We discovered that there was much more to see than just the zebras while exploring the pan. Large groups of giraffes gracefully undulated towards the acacia bushes, while herds of white-faced springbok, sometimes thousands strong, stretched out across the pan. The playful young males twisted and levered each other with their horns, practising for later, when such skills would become important for establishing dominance and breeding rights. Shy bat-eared foxes, with their oversized ears, walked quietly, listening for insects. A male and female ostrich protectively shepherded their flock of young, and several desert-adapted elephants ambled across the pan remarkably quietly, given their size.
The elephants here are sometimes called the ‘ghosts of Nxai Pan’ because the white clay from the fossil pan sticks to their skin, giving them a whitish-grey hue. We searched for the famous black-manned Kalahari lions and cheetah, whose speed is perfectly suited to the flat expensive landscape, but saw only their tracks in the sand.
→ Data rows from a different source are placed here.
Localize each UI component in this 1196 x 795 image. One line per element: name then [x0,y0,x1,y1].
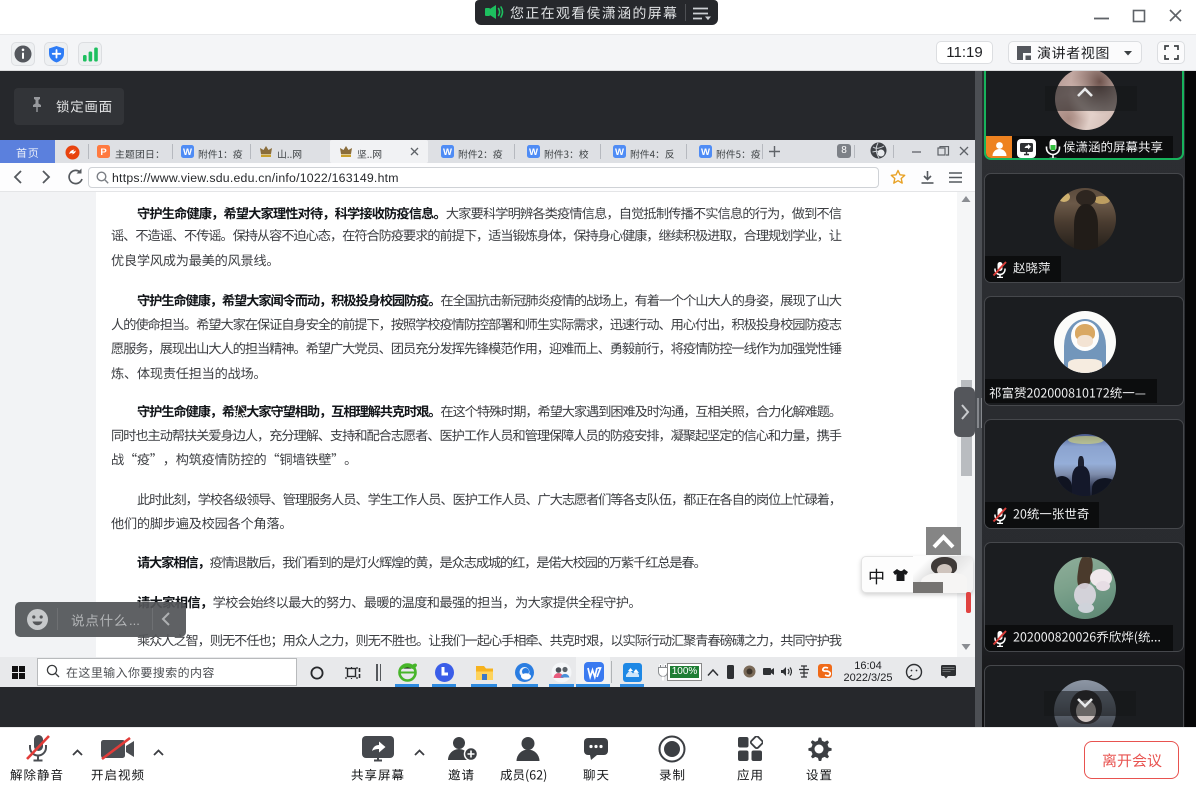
svg-text:W: W [183,147,192,158]
svg-text:W: W [701,147,710,158]
svg-text:W: W [443,147,452,158]
svg-text:P: P [100,147,107,158]
svg-text:W: W [615,147,624,158]
svg-text:W: W [529,147,538,158]
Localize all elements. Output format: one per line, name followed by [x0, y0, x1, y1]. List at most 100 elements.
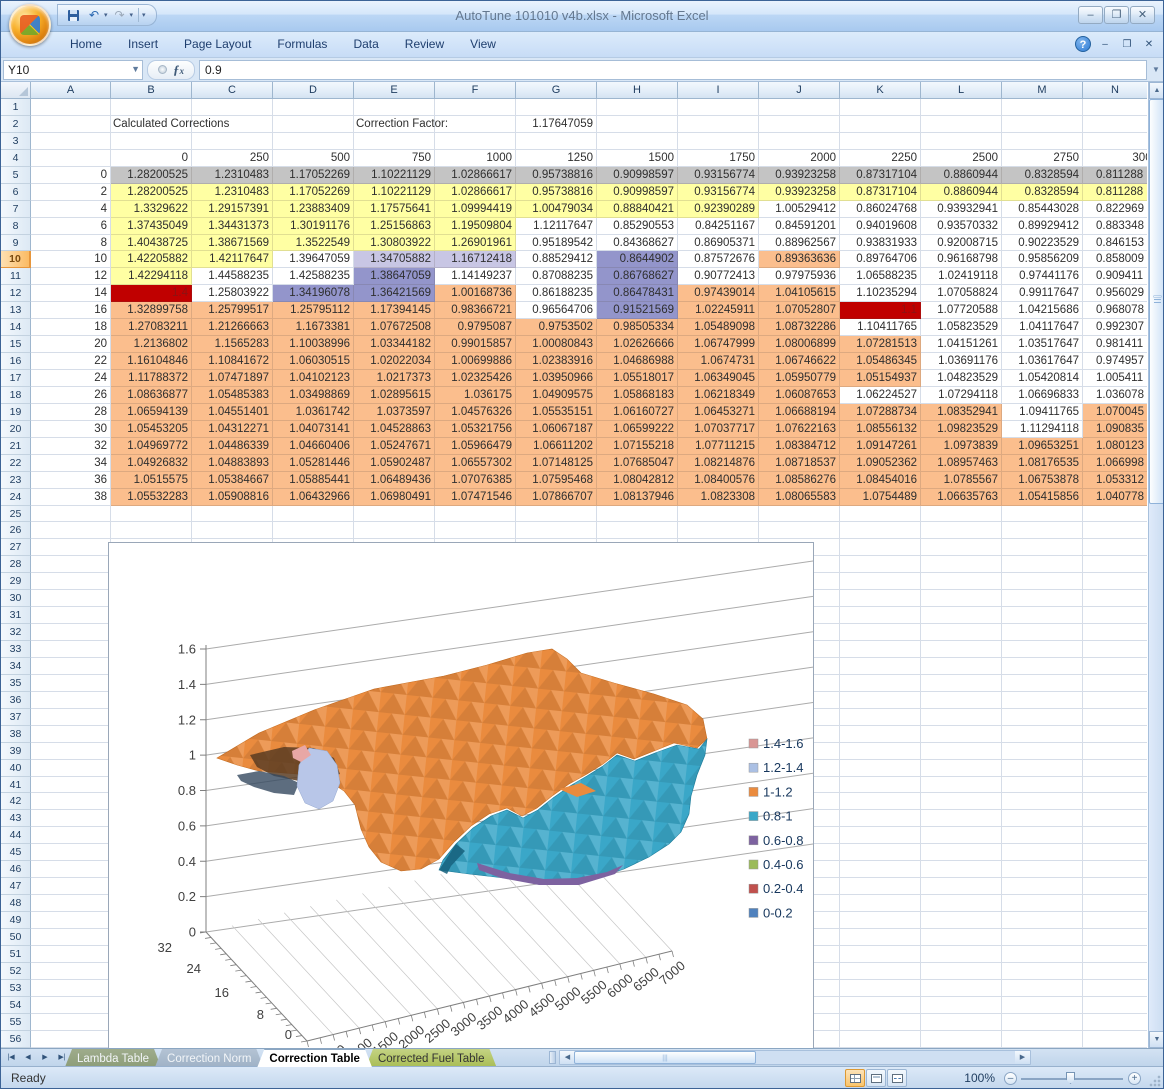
cell-A26[interactable]: [31, 522, 111, 539]
cell-C16[interactable]: 1.10841672: [192, 353, 273, 370]
column-header-B[interactable]: B: [111, 82, 192, 99]
cell-H2[interactable]: [597, 116, 678, 133]
cell-K56[interactable]: [840, 1031, 921, 1048]
cell-K9[interactable]: 0.93831933: [840, 235, 921, 252]
cell-K10[interactable]: 0.89764706: [840, 251, 921, 268]
cell-L37[interactable]: [921, 709, 1002, 726]
cell-M11[interactable]: 0.97441176: [1002, 268, 1083, 285]
cell-H8[interactable]: 0.85290553: [597, 218, 678, 235]
cell-J9[interactable]: 0.88962567: [759, 235, 840, 252]
cell-A32[interactable]: [31, 624, 111, 641]
cell-J8[interactable]: 0.84591201: [759, 218, 840, 235]
cell-L32[interactable]: [921, 624, 1002, 641]
cell-M12[interactable]: 0.99117647: [1002, 285, 1083, 302]
office-button[interactable]: [9, 4, 51, 46]
cell-D25[interactable]: [273, 506, 354, 523]
cell-N49[interactable]: [1083, 912, 1147, 929]
cell-A25[interactable]: [31, 506, 111, 523]
cell-F9[interactable]: 1.26901961: [435, 235, 516, 252]
cell-D7[interactable]: 1.23883409: [273, 201, 354, 218]
page-break-view-button[interactable]: [887, 1069, 907, 1087]
cell-C23[interactable]: 1.05384667: [192, 472, 273, 489]
cell-N36[interactable]: [1083, 692, 1147, 709]
cell-K54[interactable]: [840, 997, 921, 1014]
cell-A55[interactable]: [31, 1014, 111, 1031]
cell-J17[interactable]: 1.05950779: [759, 370, 840, 387]
cell-N54[interactable]: [1083, 997, 1147, 1014]
scroll-down-icon[interactable]: ▼: [1149, 1031, 1164, 1048]
cell-A54[interactable]: [31, 997, 111, 1014]
cell-D1[interactable]: [273, 99, 354, 116]
cell-D2[interactable]: [273, 116, 354, 133]
cell-M38[interactable]: [1002, 726, 1083, 743]
column-header-H[interactable]: H: [597, 82, 678, 99]
row-header-9[interactable]: 9: [1, 235, 31, 252]
cell-M27[interactable]: [1002, 539, 1083, 556]
cell-N55[interactable]: [1083, 1014, 1147, 1031]
cell-F5[interactable]: 1.02866617: [435, 167, 516, 184]
cell-C1[interactable]: [192, 99, 273, 116]
ribbon-tab-review[interactable]: Review: [392, 32, 457, 58]
vertical-scrollbar[interactable]: ▲ ▼: [1148, 82, 1164, 1048]
cell-L6[interactable]: 0.8860944: [921, 184, 1002, 201]
cell-A1[interactable]: [31, 99, 111, 116]
cell-F18[interactable]: 1.036175: [435, 387, 516, 404]
row-header-24[interactable]: 24: [1, 489, 31, 506]
cell-G16[interactable]: 1.02383916: [516, 353, 597, 370]
cell-F24[interactable]: 1.07471546: [435, 489, 516, 506]
row-header-8[interactable]: 8: [1, 218, 31, 235]
cell-C8[interactable]: 1.34431373: [192, 218, 273, 235]
cell-N40[interactable]: [1083, 760, 1147, 777]
cell-N51[interactable]: [1083, 946, 1147, 963]
cell-L52[interactable]: [921, 963, 1002, 980]
workbook-restore-button[interactable]: ❐: [1119, 39, 1135, 50]
cell-E13[interactable]: 1.17394145: [354, 302, 435, 319]
cell-N39[interactable]: [1083, 743, 1147, 760]
cell-F7[interactable]: 1.09994419: [435, 201, 516, 218]
cell-F21[interactable]: 1.05966479: [435, 438, 516, 455]
row-header-41[interactable]: 41: [1, 777, 31, 794]
first-sheet-button[interactable]: |◀: [3, 1050, 19, 1065]
cell-N44[interactable]: [1083, 827, 1147, 844]
cell-J22[interactable]: 1.08718537: [759, 455, 840, 472]
cell-J12[interactable]: 1.04105615: [759, 285, 840, 302]
scroll-right-icon[interactable]: ▶: [1015, 1051, 1030, 1064]
cell-D3[interactable]: [273, 133, 354, 150]
cell-M47[interactable]: [1002, 878, 1083, 895]
cell-A13[interactable]: 16: [31, 302, 111, 319]
cell-M31[interactable]: [1002, 607, 1083, 624]
cell-B20[interactable]: 1.05453205: [111, 421, 192, 438]
cell-L26[interactable]: [921, 522, 1002, 539]
cell-A56[interactable]: [31, 1031, 111, 1048]
cell-H4[interactable]: 1500: [597, 150, 678, 167]
cell-I10[interactable]: 0.87572676: [678, 251, 759, 268]
cell-M40[interactable]: [1002, 760, 1083, 777]
cell-A50[interactable]: [31, 929, 111, 946]
cell-M28[interactable]: [1002, 556, 1083, 573]
cell-B17[interactable]: 1.11788372: [111, 370, 192, 387]
row-header-56[interactable]: 56: [1, 1031, 31, 1048]
cell-I8[interactable]: 0.84251167: [678, 218, 759, 235]
cell-K45[interactable]: [840, 844, 921, 861]
cell-N12[interactable]: 0.956029: [1083, 285, 1147, 302]
cell-K21[interactable]: 1.09147261: [840, 438, 921, 455]
row-header-5[interactable]: 5: [1, 167, 31, 184]
cell-H1[interactable]: [597, 99, 678, 116]
cell-A49[interactable]: [31, 912, 111, 929]
cell-I24[interactable]: 1.0823308: [678, 489, 759, 506]
cell-B9[interactable]: 1.40438725: [111, 235, 192, 252]
cell-L18[interactable]: 1.07294118: [921, 387, 1002, 404]
cell-G8[interactable]: 1.12117647: [516, 218, 597, 235]
cell-G3[interactable]: [516, 133, 597, 150]
cell-L31[interactable]: [921, 607, 1002, 624]
cell-H21[interactable]: 1.07155218: [597, 438, 678, 455]
row-header-1[interactable]: 1: [1, 99, 31, 116]
row-header-30[interactable]: 30: [1, 590, 31, 607]
cell-J3[interactable]: [759, 133, 840, 150]
cell-K28[interactable]: [840, 556, 921, 573]
page-layout-view-button[interactable]: [866, 1069, 886, 1087]
cell-D12[interactable]: 1.34196078: [273, 285, 354, 302]
cell-E26[interactable]: [354, 522, 435, 539]
cell-L29[interactable]: [921, 573, 1002, 590]
cell-K53[interactable]: [840, 980, 921, 997]
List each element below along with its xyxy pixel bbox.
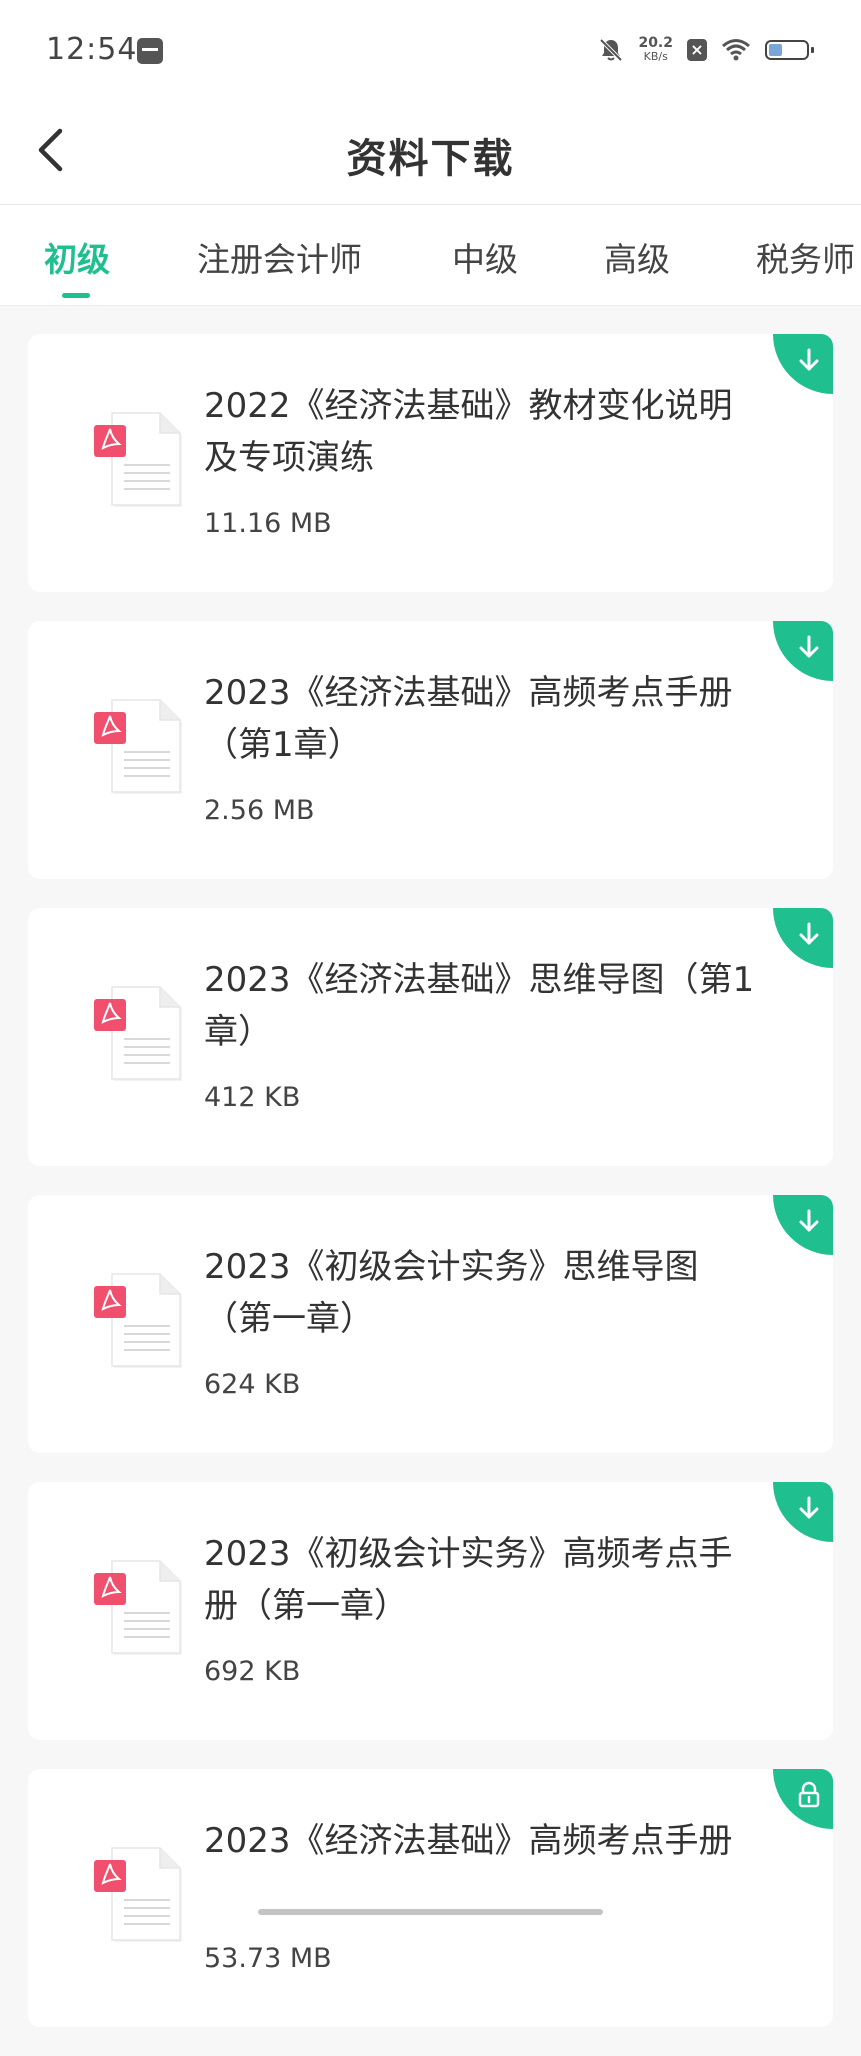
document-list: 2022《经济法基础》教材变化说明及专项演练 11.16 MB 2023《经济法… [28, 334, 833, 2056]
network-speed-value: 20.2 [638, 35, 673, 51]
list-item[interactable]: 2023《初级会计实务》高频考点手册（第一章） 692 KB [28, 1482, 833, 1740]
document-title: 2022《经济法基础》教材变化说明及专项演练 [204, 386, 733, 478]
pdf-file-icon [84, 1268, 194, 1378]
network-speed-unit: KB/s [643, 50, 668, 63]
lock-icon [798, 1781, 820, 1808]
document-size: 53.73 MB [204, 1943, 332, 1974]
download-button[interactable] [773, 908, 833, 968]
document-title: 2023《经济法基础》高频考点手册 [204, 1821, 733, 1861]
tab-beginner[interactable]: 初级 [44, 233, 110, 281]
list-item[interactable]: 2023《经济法基础》思维导图（第1章） 412 KB [28, 908, 833, 1166]
document-size: 692 KB [204, 1656, 301, 1687]
tab-cpa[interactable]: 注册会计师 [197, 233, 362, 281]
document-size: 2.56 MB [204, 795, 315, 826]
sim-x-icon: × [687, 39, 707, 61]
list-item[interactable]: 2023《经济法基础》高频考点手册（第1章） 2.56 MB [28, 621, 833, 879]
document-title: 2023《初级会计实务》思维导图（第一章） [204, 1247, 699, 1339]
download-button[interactable] [773, 1195, 833, 1255]
tab-intermediate[interactable]: 中级 [452, 233, 518, 281]
document-size: 624 KB [204, 1369, 301, 1400]
list-item[interactable]: 2022《经济法基础》教材变化说明及专项演练 11.16 MB [28, 334, 833, 592]
status-icons: 20.2 KB/s × [598, 30, 814, 70]
wifi-icon [721, 38, 751, 62]
download-icon [799, 1496, 819, 1519]
download-icon [799, 1209, 819, 1232]
download-button[interactable] [773, 1482, 833, 1542]
status-time: 12:54 [46, 32, 138, 67]
tab-advanced[interactable]: 高级 [604, 233, 670, 281]
pdf-file-icon [84, 1842, 194, 1952]
battery-fill [769, 44, 782, 56]
download-button[interactable] [773, 621, 833, 681]
header: 资料下载 [0, 100, 861, 205]
document-title: 2023《经济法基础》高频考点手册（第1章） [204, 673, 733, 765]
mute-icon [598, 37, 624, 63]
battery-icon [765, 40, 814, 60]
list-item[interactable]: 2023《初级会计实务》思维导图（第一章） 624 KB [28, 1195, 833, 1453]
list-item[interactable]: 2023《经济法基础》高频考点手册 53.73 MB [28, 1769, 833, 2027]
document-title: 2023《经济法基础》思维导图（第1章） [204, 960, 755, 1052]
notification-icon [137, 38, 163, 64]
pdf-file-icon [84, 694, 194, 804]
document-size: 412 KB [204, 1082, 301, 1113]
status-bar: 12:54 20.2 KB/s × [0, 0, 861, 100]
document-size: 11.16 MB [204, 508, 332, 539]
pdf-file-icon [84, 981, 194, 1091]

The zebra’s home in Nxai Pan and the camp from where we based ourselves during our visit, the African Bush Camp’s Migration Expeditions camp, are all temporary homes that only exist seasonally. The camp is eco-sensitive and comprises four Meru-style canvas tents, each with comfortable beds and en-suite bathrooms with basins and bucket showers. The spacious dining and lounge tent has a chef who conjures up incredible meals given the remoteness of the location, so we never felt as if we were “roughing it” despite being in the remote wilds of Nxai Pan.
Botswana’s zebra migration is one of Africa’s best-kept secrets. The chance to see thousands of zebras moving across the raw Botswana landscapes is an experience that few travelers ever get to experience, but it is definitely worth it.